During her time at Joaquin Moraga, Cunnane said Correa patiently manipulated her admiration for the teacher twice her age. The two spent more and more time together outside class, during lunchtime chats or Slurpee runs.

"She acted more like a peer than a teacher," Cunnane recalled.

When she graduated middle school, Correa gave her a card and a
watch, she said.

At 14, the teacher she trusted kissed her for the first time, a kiss that led to a four-year pattern of abuse that divided Cunnane's identity as both "an accomplished Moraga teen and a terrified sex slave," and has since manifested in depression and the symptoms of Post Traumatic Stress Disorder.

Cunnane said Correa repeatedly raped her — at her Walnut Creek apartment, in her car and at Cunnane's home — where in-court statements revealed that she would sometimes hide in the teen's bedroom closet or under her bed, waiting for her parents to fall asleep.

Cunnane said the confusion she felt over the relationship was compounded when Correa threatened to harm herself if she ever left her, telling the teen that she would lose her friends if they thought she was a lesbian.

Cunnane told the court that shortly before turning 18 she began avoiding Correa's calls and threatened to report the abuse if the teacher continued to pursue her.

Though she said Correa did contact her after she enrolled at UCLA, the two didn't speak again until 2010, when detectives said Cunnane would need to call her former teacher to build more evidence for a sexual assault case, she said.

During those calls and later, in court, Correa — who had a family of her own and who was living in Utah — admitted to the abuse, referring to her "past connection" with Cunnane.

In court Wednesday, Judge Clare Maier said Correa had breached her promise as a teacher. "It is the teacher's responsibility," Maier said, "to protect and to shield students at all costs from any inappropriate connection."

Maier ordered Correa to pay nearly $8,000 in restitution to Cunnane.
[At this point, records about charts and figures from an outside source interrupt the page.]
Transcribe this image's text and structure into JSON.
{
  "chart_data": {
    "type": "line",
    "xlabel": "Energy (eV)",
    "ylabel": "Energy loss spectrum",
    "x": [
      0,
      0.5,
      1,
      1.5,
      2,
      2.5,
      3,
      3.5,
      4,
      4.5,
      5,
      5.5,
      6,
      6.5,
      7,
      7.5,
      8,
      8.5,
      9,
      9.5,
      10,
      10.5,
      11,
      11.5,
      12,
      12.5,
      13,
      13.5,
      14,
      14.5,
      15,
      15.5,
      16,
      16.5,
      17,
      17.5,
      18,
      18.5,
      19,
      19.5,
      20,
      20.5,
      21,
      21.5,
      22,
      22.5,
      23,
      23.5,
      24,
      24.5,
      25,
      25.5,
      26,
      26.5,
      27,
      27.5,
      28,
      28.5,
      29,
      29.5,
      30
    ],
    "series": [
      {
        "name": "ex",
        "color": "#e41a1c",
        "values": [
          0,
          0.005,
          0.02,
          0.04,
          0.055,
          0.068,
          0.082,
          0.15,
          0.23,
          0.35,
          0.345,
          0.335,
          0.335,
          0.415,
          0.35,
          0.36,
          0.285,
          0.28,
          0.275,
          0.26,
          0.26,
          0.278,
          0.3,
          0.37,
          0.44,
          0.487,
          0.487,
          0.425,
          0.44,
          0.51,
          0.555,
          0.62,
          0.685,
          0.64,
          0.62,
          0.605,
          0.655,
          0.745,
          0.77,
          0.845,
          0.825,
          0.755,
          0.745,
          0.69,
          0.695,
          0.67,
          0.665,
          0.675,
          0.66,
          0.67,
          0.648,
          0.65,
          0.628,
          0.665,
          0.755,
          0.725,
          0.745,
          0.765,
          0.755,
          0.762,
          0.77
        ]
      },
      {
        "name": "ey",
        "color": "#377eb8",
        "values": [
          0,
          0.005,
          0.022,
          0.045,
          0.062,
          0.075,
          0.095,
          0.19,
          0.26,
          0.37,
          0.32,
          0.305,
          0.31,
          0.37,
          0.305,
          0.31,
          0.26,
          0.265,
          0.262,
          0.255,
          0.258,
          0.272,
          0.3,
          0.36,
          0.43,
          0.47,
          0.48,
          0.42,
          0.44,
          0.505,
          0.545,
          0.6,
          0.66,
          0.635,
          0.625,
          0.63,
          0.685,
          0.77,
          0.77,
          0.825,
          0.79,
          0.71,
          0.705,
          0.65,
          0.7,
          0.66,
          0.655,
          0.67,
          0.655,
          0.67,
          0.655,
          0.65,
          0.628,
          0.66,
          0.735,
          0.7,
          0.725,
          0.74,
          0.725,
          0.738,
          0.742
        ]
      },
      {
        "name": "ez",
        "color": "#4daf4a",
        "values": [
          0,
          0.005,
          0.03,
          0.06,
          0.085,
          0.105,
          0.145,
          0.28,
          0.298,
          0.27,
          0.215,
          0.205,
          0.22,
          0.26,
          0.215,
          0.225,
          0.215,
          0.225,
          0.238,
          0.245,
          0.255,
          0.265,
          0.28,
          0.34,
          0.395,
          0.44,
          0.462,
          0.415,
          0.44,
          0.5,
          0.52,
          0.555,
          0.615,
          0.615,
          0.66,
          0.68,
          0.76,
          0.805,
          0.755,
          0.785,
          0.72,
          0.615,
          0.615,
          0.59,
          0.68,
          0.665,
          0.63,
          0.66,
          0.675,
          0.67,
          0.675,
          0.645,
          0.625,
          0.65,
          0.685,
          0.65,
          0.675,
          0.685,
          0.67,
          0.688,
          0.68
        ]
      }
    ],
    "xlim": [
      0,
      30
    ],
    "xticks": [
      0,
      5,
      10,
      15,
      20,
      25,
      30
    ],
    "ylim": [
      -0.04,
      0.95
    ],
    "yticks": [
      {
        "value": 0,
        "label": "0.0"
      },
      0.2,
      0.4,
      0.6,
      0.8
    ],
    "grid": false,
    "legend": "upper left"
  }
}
She must also register as a sex offender and will be placed on parole for up to ten years following her release from prison.

Earlier in the sentencing proceeding, Correa made a single, tearful statement to the court.

"It was never, never my intention to hurt you — I cared deeply for you," Correa said, addressing Cunnane. "At some point, I began to view you as a peer instead of the teenage girl you were... this was an error in my thinking."